From seed to cup: Kuma Coffee Roasters are committed to excellence
Wed, 07/23/2014
By Christy Wolyniak
Coffee has come a long way in Seattle. Devoted to quality, a handful of Seattle roasters are looking beyond a nondescript bag of beans and to the very heart and source of coffee: the hardworking farmers themselves.
“We call it Seed to Cup in our industry. Knowing the whole chain of where it comes from, how much people are being paid, how it’s grown, and how it’s roasted,” said Kuma Coffee Production Roaster, Peter Mark Ingalls.
“That’s still pretty new and rare instead of just some nondescript bag where you don’t know how people are being treated.”
Fair Trade requires several stipulations of farmers before the coffee is Fair Trade Certified; price per pound is a minimum of $1.69 and paid directly to the cooperative. Direct Trade, on the other hand, is a flexible model involving an agreed upon price between the producer and the buyer, opening trade to a wide variety of farms.
Roasters maintain contact with the producers through Skype, FaceTime, and cell phones and will often visit the farms annually, offering feedback in order to glean the best harvest. Direct Trade buyers can ensure that all transactions go directly to the farmer and will generally pay above the Fair Trade price per pound, about $3-5.00 per pound.
“Direct trade is not a certification, it’s simply a relationship,” said Ingalls. “It’s really rewarding farmers for doing a good job. They are literally getting twice as much for their crop or more.”
Ingalls described the struggle of two farmers from El Salvador, Maria and Javier Botto of the farm Nombre de Dios, who were grateful for their relationship with Kuma after leaf or ‘coffee rust’ took its toll, a common disease caused by a fungus that devastates crops.

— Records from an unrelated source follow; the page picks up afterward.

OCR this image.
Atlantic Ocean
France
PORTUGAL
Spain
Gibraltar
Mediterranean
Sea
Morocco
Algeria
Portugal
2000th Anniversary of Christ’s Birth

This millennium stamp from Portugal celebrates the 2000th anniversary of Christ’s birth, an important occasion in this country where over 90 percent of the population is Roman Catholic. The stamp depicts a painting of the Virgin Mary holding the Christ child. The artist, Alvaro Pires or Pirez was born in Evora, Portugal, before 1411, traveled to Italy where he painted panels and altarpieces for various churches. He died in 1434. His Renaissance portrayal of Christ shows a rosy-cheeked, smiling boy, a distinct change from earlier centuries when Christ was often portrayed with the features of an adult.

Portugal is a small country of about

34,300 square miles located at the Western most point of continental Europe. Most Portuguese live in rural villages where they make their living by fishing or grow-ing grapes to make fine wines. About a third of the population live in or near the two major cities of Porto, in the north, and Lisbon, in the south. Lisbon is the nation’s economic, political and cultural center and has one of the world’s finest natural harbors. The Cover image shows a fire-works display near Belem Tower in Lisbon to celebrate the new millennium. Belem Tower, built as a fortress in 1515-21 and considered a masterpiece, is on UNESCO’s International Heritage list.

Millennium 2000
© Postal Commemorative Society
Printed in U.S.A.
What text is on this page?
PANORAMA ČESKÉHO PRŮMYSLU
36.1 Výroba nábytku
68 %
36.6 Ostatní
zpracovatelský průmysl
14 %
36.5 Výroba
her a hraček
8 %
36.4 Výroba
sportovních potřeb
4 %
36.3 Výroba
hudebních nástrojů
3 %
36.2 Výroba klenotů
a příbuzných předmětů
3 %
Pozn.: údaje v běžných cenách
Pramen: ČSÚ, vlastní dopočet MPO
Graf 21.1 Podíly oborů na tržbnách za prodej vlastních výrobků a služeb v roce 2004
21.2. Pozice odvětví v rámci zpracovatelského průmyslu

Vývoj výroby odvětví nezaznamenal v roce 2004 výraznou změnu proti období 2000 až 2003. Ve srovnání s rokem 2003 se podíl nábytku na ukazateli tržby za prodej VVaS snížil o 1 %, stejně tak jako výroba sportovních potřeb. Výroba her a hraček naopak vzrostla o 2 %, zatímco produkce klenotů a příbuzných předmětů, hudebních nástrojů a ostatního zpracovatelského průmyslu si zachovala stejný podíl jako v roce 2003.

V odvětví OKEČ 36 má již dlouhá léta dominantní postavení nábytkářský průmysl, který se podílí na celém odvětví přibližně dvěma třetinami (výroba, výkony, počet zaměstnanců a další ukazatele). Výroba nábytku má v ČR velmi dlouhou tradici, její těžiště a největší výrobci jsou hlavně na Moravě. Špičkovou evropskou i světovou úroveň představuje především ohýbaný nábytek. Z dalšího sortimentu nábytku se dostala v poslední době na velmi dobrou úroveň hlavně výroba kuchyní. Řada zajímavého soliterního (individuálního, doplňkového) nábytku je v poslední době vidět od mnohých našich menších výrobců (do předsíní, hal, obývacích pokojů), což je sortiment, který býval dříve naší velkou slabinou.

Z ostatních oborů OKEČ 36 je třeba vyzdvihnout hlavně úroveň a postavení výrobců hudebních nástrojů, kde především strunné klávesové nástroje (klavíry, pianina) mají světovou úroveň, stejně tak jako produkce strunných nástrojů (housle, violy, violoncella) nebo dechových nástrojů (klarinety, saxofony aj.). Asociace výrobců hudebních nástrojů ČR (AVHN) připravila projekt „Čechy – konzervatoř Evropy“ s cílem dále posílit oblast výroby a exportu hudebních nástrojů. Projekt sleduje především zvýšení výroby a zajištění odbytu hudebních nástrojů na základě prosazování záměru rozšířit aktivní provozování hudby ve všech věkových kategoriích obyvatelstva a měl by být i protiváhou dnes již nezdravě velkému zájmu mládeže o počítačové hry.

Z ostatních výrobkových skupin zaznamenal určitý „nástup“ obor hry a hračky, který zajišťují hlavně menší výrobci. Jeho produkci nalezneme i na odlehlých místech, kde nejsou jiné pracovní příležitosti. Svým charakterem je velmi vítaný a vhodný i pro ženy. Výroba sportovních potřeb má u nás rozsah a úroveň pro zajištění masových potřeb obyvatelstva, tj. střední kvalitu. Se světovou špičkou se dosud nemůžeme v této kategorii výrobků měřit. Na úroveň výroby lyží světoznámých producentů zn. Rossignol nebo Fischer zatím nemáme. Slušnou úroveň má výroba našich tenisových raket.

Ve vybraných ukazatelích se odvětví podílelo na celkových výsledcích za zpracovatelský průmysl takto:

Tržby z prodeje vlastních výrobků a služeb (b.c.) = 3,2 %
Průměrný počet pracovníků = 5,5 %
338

“(Javier) was saying if it weren’t for direct relationships like this, his farm would be under this year because they lost about 30 percent of their crop,” said Ingalls.
“If importers and exporters would be buying, farmers would be getting a lower price because there is another person in their chain. If we can buy it direct from them, then they get all of that money.”
Each week, Kuma receives a shipment of at least 1300 pounds of ‘green’ beans; their main suppliers include Guatemala, El Salvador, Ethiopia, Colombia and Kenya.
“We have a commitment to flavor above everything else. We’re not a flashy company, but we focus on quality, quality. Pretty much all we do is source, cup, and roast,” said Ingalls.
The Cup of Excellence is a countrywide competition where farmers present their coffee before a jury of professional tasters who score and rank their coffee. Kuma sources about half of its coffee through importers, while the other half is from Direct Trade – many farmers found through these competitions.
One such farmer was Ernesto Menendez; Kuma Roastmaster Mark Barany first met Menendez in February 2011 in Santa Ana while visiting the J. Hill Mill.
“Ernesto offered to take us up to his newest farm, Las Brumas, on the opposite side of a nearby volcano. Las Brumas means ‘the mist’ or ‘the clouds’ in Spanish. Most mornings the entire farm is covered in clouds and often you can't see more than 20 feet in front of you. Once the clouds burn off, the farm has a clear view of the ocean and is majestic."
Las Brumas won 23rd place in the 2011 Cup of Excellence, first place in 2012, and 22nd place in 2013.
Elevation and the growing process directly affect the quality of the crop. Drying on raised, mesh-type beds that are partially shaded opposed to the historical practice of drying on large cement patios is a new practice that is dramatically increasing the coffee’s flavor, according to Ingalls. Green coffee is also shipping fresher than it was years prior, sealed in Green Pro bags inside the burlap sacks.
Las Brumas yields vanilla, honey and orange creamsicle notes. Each week the crew also roasts two to three single origin espressos and chooses the best to sell.
Kuma focuses primarily on light and medium roasts rather than darker profiles that can impart flavors from the roast rather than embody the raw characteristics of the beans themselves.
“It’s part of preference, but we also believe that’s what tastes the best out of coffee. It’s amazing how floral and fruity coffee can be and it seems sad to just make everything taste like chocolate, carbon and char,” said Ingalls.
Using a state-of-the-art Loring S35 Kestrol roaster, the Kuma team will roast 35 pounds of beans at a time; then package and hand stamp their quality coffee for wholesale distribution to eager cafes in Seattle and around the country.
Clients include Whole Foods Market, Tribant, Neptune Coffee, Portland’s Barista, Toast, and more.
“This year, I am the proudest yet of our sourcing.Getting the perfect ones and the highest quality takes trying hundreds and hundreds of coffees. We try to be super selective and strict and the coffees we bring in, we’re really proud of.”
Kuma recently collaborated with Reuben’s Brews, who holds similar high standards to flavor, to make Kenya cream coffee beer: cream ale blended with Kuma Kenyan coffee. Street Bean Espresso also recently took on Kuma coffee.